Why Canada needs a national vaccine strategy

Debbie Lawes
May 26, 2020

As a country, Canada is doing an admirable job to slow the spread of the new coronavirus based on our existing health care system and available resources at home and abroad.

Our frontline healthcare workers are risking their lives daily to help the sick, while policymakers are making tough but necessary calls to close parts of the economy to keep Canadians healthy and safe.

We’re doing our best with what we have, but when it comes time to review our response to COVID-19, Canada will need to find better ways to manage the next pandemic that will inevitably hit.

A key takeaway should be making Canada more independent when it comes to supporting our citizens, not just with supplies of personal protective equipment but also vaccines required to fight off the virus and save lives.

Many Canadians probably don’t realize it, but we have no sizeable domestic vaccine manufacturers in this country, leaving our population particularly vulnerable to pandemics like COVID-19. Most vaccines distributed for use in Canada are acquired by government tender from the big international vaccine companies such as GlaxoSmithKline (British), Sanofi (French), Merck & Co. and Pfizer (American). Once the vaccine drug substance is shipped to Canada, it’s mixed with formulas in a secondary manufacturing process to make the drug product that’s filled into vials or syringes labelled for the local market.

The system is flawed because most of the vaccine manufacturing expertise and value are tied-up in primary manufacturing. Large pharmaceutical companies have little incentive to transfer primary production away from their current secure locations. What’s more, these big pharma companies will only manufacture profitable vaccines, so there’s little appetite for producing vaccines for uncommon diseases such as Ebola or zika, which have devastated global populations in the past.

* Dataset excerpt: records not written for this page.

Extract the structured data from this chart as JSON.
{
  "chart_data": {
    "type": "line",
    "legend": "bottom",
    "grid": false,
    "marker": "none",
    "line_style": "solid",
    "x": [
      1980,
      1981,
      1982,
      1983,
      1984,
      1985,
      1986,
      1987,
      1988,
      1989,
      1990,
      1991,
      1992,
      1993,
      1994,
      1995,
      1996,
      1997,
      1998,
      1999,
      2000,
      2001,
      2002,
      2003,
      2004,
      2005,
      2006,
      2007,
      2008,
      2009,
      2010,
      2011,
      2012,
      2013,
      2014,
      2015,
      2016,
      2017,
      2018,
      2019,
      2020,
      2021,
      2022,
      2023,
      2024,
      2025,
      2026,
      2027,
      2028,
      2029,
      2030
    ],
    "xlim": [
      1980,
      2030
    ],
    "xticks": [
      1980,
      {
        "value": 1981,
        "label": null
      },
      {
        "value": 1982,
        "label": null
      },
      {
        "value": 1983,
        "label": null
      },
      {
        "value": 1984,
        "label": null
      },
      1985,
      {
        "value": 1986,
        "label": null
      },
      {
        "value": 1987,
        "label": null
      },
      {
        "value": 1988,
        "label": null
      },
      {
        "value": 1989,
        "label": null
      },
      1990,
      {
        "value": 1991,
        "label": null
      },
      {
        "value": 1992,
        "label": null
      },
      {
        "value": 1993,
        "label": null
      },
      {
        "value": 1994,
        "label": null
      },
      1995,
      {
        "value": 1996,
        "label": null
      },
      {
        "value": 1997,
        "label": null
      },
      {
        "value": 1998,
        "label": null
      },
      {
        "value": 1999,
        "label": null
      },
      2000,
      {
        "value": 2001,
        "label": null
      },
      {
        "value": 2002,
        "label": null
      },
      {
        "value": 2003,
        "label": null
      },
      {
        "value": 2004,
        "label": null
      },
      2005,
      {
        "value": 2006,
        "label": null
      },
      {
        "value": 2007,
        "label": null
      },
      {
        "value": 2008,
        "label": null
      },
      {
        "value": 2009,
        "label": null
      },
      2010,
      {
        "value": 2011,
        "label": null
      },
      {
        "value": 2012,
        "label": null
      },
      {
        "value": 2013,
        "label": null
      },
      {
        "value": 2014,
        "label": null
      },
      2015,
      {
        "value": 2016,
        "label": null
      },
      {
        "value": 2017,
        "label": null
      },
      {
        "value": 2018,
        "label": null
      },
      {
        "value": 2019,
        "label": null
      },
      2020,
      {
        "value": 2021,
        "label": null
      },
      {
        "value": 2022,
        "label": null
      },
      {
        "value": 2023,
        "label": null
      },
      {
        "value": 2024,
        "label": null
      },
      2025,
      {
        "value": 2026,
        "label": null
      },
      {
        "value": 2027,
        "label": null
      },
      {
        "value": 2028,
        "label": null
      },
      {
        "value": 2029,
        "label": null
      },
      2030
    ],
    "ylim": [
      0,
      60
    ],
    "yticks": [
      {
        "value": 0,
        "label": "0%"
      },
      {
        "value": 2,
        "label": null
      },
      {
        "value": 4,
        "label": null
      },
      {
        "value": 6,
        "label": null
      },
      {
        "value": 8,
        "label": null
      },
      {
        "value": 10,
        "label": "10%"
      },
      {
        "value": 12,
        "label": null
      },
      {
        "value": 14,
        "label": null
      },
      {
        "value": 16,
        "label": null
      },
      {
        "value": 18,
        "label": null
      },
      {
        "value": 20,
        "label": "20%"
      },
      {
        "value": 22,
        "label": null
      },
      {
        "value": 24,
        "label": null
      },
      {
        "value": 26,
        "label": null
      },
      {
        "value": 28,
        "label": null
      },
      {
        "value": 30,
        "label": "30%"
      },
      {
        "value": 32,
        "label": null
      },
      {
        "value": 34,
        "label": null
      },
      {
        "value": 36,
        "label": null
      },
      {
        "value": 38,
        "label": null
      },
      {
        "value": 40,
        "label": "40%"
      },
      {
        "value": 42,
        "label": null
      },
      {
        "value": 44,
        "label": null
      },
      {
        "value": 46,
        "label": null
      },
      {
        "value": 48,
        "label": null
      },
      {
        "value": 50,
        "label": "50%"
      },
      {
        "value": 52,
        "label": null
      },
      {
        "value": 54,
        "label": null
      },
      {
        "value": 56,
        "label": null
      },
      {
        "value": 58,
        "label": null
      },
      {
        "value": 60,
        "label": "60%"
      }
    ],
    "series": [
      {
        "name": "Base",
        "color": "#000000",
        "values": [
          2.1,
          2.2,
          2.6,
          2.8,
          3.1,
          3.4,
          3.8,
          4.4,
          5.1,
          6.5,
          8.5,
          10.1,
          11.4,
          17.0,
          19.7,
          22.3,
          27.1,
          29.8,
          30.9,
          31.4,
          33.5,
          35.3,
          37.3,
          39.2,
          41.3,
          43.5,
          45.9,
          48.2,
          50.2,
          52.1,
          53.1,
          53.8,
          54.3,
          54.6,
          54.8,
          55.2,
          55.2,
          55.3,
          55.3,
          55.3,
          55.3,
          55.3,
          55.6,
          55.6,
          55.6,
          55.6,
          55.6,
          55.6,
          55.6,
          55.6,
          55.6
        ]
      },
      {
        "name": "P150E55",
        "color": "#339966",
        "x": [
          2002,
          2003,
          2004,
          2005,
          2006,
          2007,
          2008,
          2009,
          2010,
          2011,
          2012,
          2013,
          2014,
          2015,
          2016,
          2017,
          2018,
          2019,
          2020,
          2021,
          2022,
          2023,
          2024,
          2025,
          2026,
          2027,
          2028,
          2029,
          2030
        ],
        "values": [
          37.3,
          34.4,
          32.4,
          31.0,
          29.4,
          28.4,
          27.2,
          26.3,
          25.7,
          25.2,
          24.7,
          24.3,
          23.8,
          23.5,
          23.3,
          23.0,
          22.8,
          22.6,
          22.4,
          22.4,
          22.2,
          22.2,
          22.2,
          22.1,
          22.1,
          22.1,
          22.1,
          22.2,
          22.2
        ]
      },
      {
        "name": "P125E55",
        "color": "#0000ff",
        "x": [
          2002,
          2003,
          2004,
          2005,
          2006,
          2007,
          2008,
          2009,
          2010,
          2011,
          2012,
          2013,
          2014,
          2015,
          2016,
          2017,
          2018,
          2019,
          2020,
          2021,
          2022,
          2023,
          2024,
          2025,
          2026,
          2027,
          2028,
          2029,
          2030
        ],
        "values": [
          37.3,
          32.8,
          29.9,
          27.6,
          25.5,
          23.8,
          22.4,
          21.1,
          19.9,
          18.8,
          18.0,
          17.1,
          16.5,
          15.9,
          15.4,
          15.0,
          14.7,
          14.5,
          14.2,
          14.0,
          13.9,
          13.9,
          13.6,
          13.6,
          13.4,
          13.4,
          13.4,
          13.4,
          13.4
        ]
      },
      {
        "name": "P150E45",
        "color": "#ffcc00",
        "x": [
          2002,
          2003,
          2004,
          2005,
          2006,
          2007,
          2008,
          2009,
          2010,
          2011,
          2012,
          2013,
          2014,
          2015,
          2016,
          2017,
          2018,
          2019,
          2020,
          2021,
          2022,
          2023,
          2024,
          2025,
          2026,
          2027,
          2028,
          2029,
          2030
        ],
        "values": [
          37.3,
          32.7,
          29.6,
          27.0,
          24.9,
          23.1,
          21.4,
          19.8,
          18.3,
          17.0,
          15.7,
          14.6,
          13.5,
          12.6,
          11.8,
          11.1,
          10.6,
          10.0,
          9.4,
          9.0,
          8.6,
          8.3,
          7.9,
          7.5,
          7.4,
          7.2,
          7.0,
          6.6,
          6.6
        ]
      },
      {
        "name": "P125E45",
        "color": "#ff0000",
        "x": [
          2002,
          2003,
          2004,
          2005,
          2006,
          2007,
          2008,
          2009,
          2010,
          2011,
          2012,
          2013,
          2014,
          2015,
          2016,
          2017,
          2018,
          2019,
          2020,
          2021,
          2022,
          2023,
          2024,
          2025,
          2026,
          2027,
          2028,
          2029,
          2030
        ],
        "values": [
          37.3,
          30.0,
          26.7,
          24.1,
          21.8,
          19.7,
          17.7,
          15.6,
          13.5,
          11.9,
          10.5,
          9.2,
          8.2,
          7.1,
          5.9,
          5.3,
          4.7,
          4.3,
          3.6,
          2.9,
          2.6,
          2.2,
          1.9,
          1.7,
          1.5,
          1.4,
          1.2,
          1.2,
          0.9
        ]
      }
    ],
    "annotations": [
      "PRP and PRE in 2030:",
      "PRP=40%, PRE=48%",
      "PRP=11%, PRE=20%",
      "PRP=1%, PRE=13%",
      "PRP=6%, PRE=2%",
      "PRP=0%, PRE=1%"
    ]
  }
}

Government-owned vaccine manufacturing facilities

Canada needs its own large vaccine manufacturer to serve Canadians instead of relying on treatments to come from other countries. And if we want to be more self-sufficient when the next pandemic hits, we as a country need to start planning now. The sooner, the better, since developing and manufacturing a human vaccine can take five, even 10 years, with a price tag of $1-billion or more.

A new national vaccine strategy wouldn’t have prevented COVID-19 in Canada, but as we all know from history, pandemics have a habit of recurring. COVID-19 is the third coronavirus in recent memory that causes severe respiratory disease and human death after SARS (severe acute respiratory syndrome) and MERS (Middle East respiratory syndrome). There is still no vaccine against SARS or MERS, but if we had started working on a SARS vaccine immediately following the SARS outbreak in 2003, we might have a SARS vaccine by now.

What would a national vaccine strategy look like in Canada? The current government tender system works well for large volume, low-margin vaccines with competition between the pharma companies ensuring the Canadian taxpayer gets good value for their money. However, when it comes to the manufacture of small-volume, high-value-added niche vaccines for tropical diseases and pandemic vaccines, the government will need to step in.

A primary manufacturing facility for pandemic vaccines should be federally owned and operated.

And while health care is a provincial responsibility, a primary manufacturing facility for pandemic vaccines should be federally owned and operated. Ideally, provinces would invest in the facility and provide the talent and research to ensure continuous innovation, research and development.

The manufacturing facility could be staffed by vaccine industry veterans from Canada and other countries who are keen to make a difference by transferring their expertise to the next generation of scientists and engineers. It would also work closely with Health Canada to establish specifications for new niche and potentially pandemic vaccines. The scientific equipment supply industry would be invited to place their products for use in the facility for publicity.

What’s more, to work effectively and efficiently, the facility would need an independent board of directors including representatives from government, industry and academia that would determine the vaccine development portfolio, operating budget, timelines and staffing levels.

Complementing, not competing with, the private sector

For this system to be successful, the Canadian vaccine manufacturing facility wouldn’t compete with the international pharma industry. The government facility would only manufacture vaccines that big pharma shows no interest in, due to its small scale. The focus would be on a portfolio of niche vaccines to establish technological excellence in areas such as virus manipulation, purification and inactivation methods.

If the technology did become of interest to the majors down the road, it could be transferred for a fee, alongside some assurances that the public interest would be a top priority.

If Canada did go this route, it wouldn’t be alone. France’s Vaccine Research Institute, set up to accelerate the development of effective vaccines against HIV/AIDS, HCV (hepatitis C) and emerging infectious diseases, is now looking to pandemic vaccines. In the UK, the Vaccines Manufacturing and Innovation Centre is now planning to produce a COVID-19 vaccine.

Canada has a world-class health care system with renowned scientists and researchers that have the know-how and expertise to develop pandemic vaccines. All we need now is a national strategy to make it happen and to prepare our country for the next pandemic.

The time to start developing this national vaccine strategy is now.